This is how our government takes care of its own people:
The Equal Employment Opportunity Commission said Wednesday that employers could reduce or eliminate health benefits for retirees when they turn 65 and become eligible for Medicare.
The policy, set forth in a new regulation, allows employers to establish two classes of retirees, with more comprehensive benefits for those under 65 and more limited benefits — or none at all — for those older.
More than 10 million retirees rely on employer-sponsored health plans as a primary source of coverage or as a supplement to Medicare, and Naomi C. Earp, the commission’s chairwoman, said, “This rule will help employers continue to voluntarily provide and maintain these critically important health benefits.”
Maha notes the Orwellian spin:
Let us pause and reflect upon Ms. Naomi C. Earp’s words. In fact, I was so taken with what Ms. Naomi C. Earp said that I went to the EEOC web site for more. ...
There Barbara found the following press release:
The U.S. Equal Employment Opportunity Commission (EEOC) today announced the publication of a final rule allowing employers that provide retiree health benefits to continue the longstanding practice of coordinating those benefits with Medicare (or comparable state health benefits) without violating the Age Discrimination in Employment Act (ADEA). The regulation, which safeguards retiree health benefits, was published in today’s Federal Register and is available on the EEOC’s web site at www.eeoc.gov.
“Implementation of this rule is welcome news for America’s retirees, whether young or old,” said Commission Chair Naomi C. Earp. “By this action, the EEOC seeks to preserve and protect employer-provided retiree health benefits which are increasingly less available and less generous. Millions of retirees rely on their former employer to provide health benefits, and this rule will help employers continue to voluntarily provide and maintain these critically important benefits in accordance with the law.”

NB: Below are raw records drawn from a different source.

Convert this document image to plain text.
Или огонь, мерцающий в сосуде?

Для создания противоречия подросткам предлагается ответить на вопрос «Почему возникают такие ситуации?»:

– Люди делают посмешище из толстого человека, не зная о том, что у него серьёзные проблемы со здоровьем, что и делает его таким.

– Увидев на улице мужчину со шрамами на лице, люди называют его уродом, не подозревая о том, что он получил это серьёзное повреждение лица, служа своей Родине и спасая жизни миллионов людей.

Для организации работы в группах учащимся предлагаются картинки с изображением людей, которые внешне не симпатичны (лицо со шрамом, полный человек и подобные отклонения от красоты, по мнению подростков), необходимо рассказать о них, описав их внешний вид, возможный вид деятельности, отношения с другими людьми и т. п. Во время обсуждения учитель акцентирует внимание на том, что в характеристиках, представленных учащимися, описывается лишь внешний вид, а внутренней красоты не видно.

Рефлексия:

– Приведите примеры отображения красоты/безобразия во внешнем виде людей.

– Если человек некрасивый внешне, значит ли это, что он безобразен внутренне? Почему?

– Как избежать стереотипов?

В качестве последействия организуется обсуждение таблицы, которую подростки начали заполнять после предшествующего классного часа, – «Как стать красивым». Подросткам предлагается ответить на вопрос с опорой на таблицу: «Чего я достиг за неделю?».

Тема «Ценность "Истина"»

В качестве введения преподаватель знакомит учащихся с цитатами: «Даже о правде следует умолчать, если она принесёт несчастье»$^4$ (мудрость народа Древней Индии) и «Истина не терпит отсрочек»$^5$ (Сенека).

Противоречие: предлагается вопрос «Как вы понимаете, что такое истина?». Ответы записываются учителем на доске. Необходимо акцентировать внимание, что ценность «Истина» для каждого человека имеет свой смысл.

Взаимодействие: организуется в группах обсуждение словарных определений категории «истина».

The EEOC proposed the rule in response to a controversial decision in 2000 by the U.S. Court of Appeals for the Third Circuit in Erie County Retirees Association v. County of Erie. The court held that the ADEA requires that the health insurance benefits received by Medicare-eligible retirees be the same, or cost the employer the same, as the health insurance benefits received by younger retirees. After the Erie County decision, labor unions and employers alike informed the EEOC that complying with the decision would force companies to reduce or eliminate the retiree health benefits they currently provided – leaving millions of retirees aged 55 and over with less health insurance, or no health insurance at all.
And thus continues the Bush administration's grand tradition of using language to pervert meaning:
Because health care costs are ballooning, the burden of providing health insurance for retirees is too much for many businesses to bear — no doubt this is true — so the EEOC says it’s OK for the companies to cut the retirees loose and let them fall back on Medicare. But because Bushies are Bushies, they can’t just come out and say it that way. Instead, they crank out some Orwellian doublespeak pretending this is all for the retirees’ own good.
John Cole sees this as "... another piece of evidence [...] that we will be moving to single-payer in the next deade or so, simply because big business wants this (and would argue they need it) in order to survive. ... At this point, it almost has a feel of inevitability about it." I think John is being way too optimistic about this country's capacity for common sense.